As mentioned earlier, the number of viruses that has been demonstrated to control apoptosis induced by a p53-dependent mechanism has increased in the latest years, however not all the viruses induce p53 downregulation or block apoptosis induced by p53-dependent pathways. Some studies have demonstrated how some viruses induce an increase in p53 levels or activation of p53-regulated pathways.
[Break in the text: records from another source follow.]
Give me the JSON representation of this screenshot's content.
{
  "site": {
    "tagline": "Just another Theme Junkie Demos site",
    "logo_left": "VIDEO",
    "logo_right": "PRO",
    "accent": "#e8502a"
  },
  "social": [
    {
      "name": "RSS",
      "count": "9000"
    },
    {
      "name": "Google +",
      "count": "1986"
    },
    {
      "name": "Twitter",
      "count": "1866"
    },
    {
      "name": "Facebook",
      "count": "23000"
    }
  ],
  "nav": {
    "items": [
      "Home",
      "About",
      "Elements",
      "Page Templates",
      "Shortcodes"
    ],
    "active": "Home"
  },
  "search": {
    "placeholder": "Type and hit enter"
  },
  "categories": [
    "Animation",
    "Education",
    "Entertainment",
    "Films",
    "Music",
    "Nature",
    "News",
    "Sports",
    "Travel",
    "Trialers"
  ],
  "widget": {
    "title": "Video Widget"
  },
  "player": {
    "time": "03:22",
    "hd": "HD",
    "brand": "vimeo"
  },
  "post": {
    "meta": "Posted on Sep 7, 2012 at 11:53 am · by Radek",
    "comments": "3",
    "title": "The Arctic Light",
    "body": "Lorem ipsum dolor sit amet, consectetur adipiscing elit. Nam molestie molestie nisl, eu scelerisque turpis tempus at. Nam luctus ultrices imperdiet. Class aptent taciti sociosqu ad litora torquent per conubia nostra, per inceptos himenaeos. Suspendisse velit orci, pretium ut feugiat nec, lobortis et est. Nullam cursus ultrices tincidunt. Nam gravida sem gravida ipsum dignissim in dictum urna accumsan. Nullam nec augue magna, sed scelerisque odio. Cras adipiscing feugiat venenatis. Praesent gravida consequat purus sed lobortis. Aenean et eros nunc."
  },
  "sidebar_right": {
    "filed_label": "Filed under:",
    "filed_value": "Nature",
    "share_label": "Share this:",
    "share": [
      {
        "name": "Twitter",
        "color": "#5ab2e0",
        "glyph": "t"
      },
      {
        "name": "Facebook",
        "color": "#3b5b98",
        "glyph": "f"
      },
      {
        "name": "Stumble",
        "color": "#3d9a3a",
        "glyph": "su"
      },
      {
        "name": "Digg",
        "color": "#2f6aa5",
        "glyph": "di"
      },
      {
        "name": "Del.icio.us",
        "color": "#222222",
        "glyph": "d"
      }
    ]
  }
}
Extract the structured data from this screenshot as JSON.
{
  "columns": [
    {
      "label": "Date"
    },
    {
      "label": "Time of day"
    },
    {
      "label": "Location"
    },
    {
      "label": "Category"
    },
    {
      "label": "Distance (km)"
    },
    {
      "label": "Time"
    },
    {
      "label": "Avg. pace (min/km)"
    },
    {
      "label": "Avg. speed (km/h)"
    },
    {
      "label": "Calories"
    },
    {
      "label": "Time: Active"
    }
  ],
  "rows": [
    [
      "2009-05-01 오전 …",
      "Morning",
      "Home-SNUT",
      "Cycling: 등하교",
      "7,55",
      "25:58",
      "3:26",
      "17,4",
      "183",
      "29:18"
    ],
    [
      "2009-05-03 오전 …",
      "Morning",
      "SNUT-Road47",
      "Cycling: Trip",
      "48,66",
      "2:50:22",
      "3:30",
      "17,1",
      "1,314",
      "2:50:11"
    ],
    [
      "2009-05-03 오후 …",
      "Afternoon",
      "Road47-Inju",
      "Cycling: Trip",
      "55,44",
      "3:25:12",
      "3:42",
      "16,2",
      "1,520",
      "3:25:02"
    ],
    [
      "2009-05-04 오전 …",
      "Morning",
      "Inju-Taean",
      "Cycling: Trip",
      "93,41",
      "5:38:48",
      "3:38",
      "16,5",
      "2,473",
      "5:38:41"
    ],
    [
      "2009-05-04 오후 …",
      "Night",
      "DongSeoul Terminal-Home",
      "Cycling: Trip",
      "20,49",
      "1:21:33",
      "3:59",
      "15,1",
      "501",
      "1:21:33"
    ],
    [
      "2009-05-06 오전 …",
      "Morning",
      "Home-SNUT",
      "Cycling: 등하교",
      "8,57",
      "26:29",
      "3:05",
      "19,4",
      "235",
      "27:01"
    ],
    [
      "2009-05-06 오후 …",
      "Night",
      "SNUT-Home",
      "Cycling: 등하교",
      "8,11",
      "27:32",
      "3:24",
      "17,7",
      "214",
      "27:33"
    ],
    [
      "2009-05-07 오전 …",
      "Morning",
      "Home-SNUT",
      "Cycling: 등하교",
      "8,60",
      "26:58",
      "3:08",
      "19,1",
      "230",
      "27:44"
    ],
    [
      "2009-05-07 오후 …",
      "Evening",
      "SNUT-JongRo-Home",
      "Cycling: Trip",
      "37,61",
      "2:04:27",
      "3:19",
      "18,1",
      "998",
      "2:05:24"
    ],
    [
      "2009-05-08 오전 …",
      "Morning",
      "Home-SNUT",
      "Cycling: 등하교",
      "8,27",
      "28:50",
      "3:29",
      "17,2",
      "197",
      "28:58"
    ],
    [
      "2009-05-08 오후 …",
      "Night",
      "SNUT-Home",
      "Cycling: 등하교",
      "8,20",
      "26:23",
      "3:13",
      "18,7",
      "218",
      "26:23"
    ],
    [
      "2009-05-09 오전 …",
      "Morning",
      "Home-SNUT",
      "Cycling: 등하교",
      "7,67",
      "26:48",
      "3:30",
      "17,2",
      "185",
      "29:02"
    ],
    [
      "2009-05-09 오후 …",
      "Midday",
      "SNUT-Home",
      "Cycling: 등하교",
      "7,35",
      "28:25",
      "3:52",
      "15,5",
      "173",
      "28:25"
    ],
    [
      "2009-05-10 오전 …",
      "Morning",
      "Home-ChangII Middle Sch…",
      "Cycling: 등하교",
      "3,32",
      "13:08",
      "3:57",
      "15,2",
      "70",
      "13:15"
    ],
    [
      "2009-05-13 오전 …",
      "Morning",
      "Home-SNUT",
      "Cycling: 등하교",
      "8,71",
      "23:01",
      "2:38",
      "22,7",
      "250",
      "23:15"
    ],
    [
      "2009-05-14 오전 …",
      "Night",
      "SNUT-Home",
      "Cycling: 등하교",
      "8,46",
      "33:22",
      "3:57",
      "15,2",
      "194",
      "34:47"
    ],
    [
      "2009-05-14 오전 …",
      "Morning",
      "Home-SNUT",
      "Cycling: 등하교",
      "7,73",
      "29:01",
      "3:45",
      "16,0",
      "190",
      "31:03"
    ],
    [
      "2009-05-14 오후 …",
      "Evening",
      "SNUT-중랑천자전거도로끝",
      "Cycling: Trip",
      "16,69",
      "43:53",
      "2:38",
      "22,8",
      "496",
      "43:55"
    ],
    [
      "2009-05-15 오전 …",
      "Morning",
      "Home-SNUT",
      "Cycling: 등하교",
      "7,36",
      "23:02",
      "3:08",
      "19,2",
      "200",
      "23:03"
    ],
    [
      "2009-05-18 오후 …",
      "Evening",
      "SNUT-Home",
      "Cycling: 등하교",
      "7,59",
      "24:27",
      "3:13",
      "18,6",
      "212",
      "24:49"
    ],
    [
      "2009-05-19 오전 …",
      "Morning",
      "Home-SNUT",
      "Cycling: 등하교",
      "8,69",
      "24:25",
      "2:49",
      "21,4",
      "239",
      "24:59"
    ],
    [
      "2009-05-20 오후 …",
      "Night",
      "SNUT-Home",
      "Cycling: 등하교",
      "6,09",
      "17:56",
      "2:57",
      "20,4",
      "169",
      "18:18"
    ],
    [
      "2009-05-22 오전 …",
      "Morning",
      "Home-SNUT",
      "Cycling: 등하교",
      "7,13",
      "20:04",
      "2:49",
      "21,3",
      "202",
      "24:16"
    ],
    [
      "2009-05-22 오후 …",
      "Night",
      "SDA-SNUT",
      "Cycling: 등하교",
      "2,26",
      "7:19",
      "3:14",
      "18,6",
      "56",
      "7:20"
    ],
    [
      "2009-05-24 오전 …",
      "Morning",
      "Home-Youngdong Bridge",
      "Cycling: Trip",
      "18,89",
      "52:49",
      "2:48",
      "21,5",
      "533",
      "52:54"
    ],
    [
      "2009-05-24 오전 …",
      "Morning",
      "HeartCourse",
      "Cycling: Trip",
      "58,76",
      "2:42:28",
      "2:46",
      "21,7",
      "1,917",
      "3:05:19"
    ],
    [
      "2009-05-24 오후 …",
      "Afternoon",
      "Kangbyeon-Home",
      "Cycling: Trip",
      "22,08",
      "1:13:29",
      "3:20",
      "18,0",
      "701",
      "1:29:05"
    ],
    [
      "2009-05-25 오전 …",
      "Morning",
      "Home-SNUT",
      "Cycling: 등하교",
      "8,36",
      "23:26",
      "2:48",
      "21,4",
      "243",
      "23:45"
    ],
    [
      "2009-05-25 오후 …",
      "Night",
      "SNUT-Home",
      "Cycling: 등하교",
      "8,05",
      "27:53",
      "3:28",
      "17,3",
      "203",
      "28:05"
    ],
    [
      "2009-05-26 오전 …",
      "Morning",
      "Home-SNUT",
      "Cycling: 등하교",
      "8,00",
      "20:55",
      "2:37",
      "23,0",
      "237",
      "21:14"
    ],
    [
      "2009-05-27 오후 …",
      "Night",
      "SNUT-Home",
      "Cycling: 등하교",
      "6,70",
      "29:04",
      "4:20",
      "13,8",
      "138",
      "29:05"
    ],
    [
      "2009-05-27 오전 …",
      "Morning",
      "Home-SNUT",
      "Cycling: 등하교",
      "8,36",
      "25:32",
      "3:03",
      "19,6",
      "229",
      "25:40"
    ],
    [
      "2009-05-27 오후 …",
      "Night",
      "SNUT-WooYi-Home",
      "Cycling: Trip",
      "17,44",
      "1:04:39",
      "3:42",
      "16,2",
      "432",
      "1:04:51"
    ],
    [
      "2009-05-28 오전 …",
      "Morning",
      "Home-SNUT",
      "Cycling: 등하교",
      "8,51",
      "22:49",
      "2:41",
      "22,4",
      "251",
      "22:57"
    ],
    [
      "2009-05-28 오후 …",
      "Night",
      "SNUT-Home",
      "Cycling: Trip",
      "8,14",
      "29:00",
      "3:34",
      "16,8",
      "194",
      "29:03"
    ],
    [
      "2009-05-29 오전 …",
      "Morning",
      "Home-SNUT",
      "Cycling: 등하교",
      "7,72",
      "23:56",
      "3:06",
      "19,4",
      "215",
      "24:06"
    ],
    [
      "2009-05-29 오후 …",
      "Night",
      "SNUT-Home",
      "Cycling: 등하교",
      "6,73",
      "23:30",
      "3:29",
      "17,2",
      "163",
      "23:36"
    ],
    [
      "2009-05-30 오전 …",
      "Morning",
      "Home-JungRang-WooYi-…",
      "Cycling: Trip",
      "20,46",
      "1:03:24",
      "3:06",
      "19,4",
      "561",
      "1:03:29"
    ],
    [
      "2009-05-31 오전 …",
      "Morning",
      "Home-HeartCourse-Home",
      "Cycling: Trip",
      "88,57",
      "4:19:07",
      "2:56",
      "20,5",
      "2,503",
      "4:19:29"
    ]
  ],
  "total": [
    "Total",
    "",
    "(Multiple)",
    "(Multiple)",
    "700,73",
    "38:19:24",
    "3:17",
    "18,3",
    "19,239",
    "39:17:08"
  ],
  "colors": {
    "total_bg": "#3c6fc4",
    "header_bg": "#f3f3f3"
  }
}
Thus, p53 activation by EBV LMP1, cytomegalovirus (CMV) IE84 or IE72, RSV fusion protein F or HIV-1 [104-107] and both upregulation and activation of p53 by KSHV viral cyclin [108] have been reported.

p53 is a tumor suppressor gene which is found mutated or absent in more than 50% of human cancers [109]. In fact, due to the ability of p53 to respond in many ways to DNA damaging insults, this protein has been called ‘the guardian of the genome’ [110]. However, p53 is also present and functional in organisms whose life span precludes them from undergoing cancer-related diseases such as flies and worms [111,112]. Moreover, a recent body of work indicates that besides ‘classic’ p53 inducers such as DNA damage and oncogene expression, its function can be also promoted by hypoxia, nutrient deprivation and viral infection [4,113,114]. These findings, and the recently identified functions of p53 in both virus-induced apoptosis and upregulation of the type I IFN response, are summarized in Figure 1, and suggest, that p53 may act as a virus induced cellular stress sensor. The role of p53 in antiviral immunity may help to explain to some extent why this protein is so highly conserved in evolution.